Williamson’s eccentricities showed themselves again in the early 1990s. When appearing as the ghost of John Barrymore in the 1991 Broadway production of Paul Rudnick’s “I Hate Hamlet” on Broadway in 1991, Williamson’s co-star quit the play after being thumped on the buttocks with a sword during a stage fight. Although critics hailed the performances of the understudy as a “vast improvement” it caused a sensation in the press. Despite good reviews, the play lasted only 100 performances.
Surprisingly, Williamson never won an Oscar nomination, yet that never was a game he seemed to play. In 1970, after his Hamlet triumph, he turned down a six-figure salary to appear as Enobarbus in Charlton Heston’s film of Shakespeare’s Antony and Cleopatra (1972)_. The role was played by Eric Porter, but his choice was justified in that the film was derided as a vanity production and savaged by critics).
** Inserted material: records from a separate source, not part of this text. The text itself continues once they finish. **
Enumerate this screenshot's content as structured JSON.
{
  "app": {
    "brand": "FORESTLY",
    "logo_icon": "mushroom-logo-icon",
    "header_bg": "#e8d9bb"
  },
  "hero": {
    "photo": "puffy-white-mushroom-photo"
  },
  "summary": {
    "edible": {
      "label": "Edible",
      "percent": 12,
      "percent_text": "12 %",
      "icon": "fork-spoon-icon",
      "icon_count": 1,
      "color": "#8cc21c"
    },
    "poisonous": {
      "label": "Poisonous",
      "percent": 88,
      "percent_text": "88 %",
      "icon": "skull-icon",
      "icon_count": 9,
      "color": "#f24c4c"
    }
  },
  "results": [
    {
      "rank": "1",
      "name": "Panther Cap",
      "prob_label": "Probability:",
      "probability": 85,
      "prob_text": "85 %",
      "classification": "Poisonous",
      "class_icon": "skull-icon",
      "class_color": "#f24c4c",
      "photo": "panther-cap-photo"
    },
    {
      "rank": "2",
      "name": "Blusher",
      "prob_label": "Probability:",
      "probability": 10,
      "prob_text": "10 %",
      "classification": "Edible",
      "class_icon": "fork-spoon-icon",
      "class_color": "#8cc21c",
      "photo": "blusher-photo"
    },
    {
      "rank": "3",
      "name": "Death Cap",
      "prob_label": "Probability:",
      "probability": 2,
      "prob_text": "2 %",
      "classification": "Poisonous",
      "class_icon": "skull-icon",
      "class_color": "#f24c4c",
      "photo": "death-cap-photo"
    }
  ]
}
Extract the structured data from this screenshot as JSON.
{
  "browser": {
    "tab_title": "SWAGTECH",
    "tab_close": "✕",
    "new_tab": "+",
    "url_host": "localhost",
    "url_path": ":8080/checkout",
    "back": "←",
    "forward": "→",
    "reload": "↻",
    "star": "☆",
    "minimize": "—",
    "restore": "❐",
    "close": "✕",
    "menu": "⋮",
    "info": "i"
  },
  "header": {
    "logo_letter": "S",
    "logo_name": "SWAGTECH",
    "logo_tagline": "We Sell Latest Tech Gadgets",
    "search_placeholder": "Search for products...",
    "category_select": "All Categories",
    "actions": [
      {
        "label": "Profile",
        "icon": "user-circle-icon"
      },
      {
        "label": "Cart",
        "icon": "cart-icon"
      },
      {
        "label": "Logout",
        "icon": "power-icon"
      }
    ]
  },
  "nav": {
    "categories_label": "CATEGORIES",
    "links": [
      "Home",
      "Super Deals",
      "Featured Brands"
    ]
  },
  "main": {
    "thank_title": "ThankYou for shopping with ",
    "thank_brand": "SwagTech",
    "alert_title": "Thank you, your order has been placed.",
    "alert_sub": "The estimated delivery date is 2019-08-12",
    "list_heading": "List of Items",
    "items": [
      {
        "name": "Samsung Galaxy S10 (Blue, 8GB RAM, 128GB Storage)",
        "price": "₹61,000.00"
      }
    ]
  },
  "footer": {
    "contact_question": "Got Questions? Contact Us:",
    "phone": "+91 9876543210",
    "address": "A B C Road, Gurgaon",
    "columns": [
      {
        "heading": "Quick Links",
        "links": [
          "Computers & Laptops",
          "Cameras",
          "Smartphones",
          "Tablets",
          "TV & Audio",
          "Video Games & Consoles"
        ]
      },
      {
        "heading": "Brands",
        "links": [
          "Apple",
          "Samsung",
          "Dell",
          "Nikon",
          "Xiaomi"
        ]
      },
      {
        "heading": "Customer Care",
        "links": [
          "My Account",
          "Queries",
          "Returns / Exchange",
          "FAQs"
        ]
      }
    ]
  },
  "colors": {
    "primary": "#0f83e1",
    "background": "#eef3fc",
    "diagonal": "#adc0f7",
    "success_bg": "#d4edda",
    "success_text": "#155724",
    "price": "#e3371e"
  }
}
Williamson had been a staple on Broadway, even using his fine singing voice to appear as Henry VIII in the Broadway musical “Rex” In 1976. He has not appeared on the Great White Way since his own one-man show about John Barrymore that he himself crafted, “Jack: A Night on the Town with John Barrymore,” which had enormously successful runs, both at the Criterion Theater in London, and The Geffen Theater in Los Angeles playing to packed houses, before closing on Broadway after only 12 performances in 1996.
The “I Hate Hamlet” and “Jack” shows are still talked about on Broadway. Williamson has joined the ranks of Barrymore, Burton, and Brando, in that they have become phantoms who haunt the theater and film that they they served so admirably on the one hand but failed on the other. All enormously gifted artists, perhaps possessed of genius, they were discombobulated by that gift that became their curse, the burden of dreams — the dreams of their audiences, their collaborators, their critics. While there is a wistfulness over the loss of such greatness, there is a relief offered, not so much from a moral tale, but as a release from guilt for the run-of-the-mill artists lacking such genius. One can be comforted by the fact that while one lacks the pearl of such a talent, they also lack the irritating genius that engenders that pearl.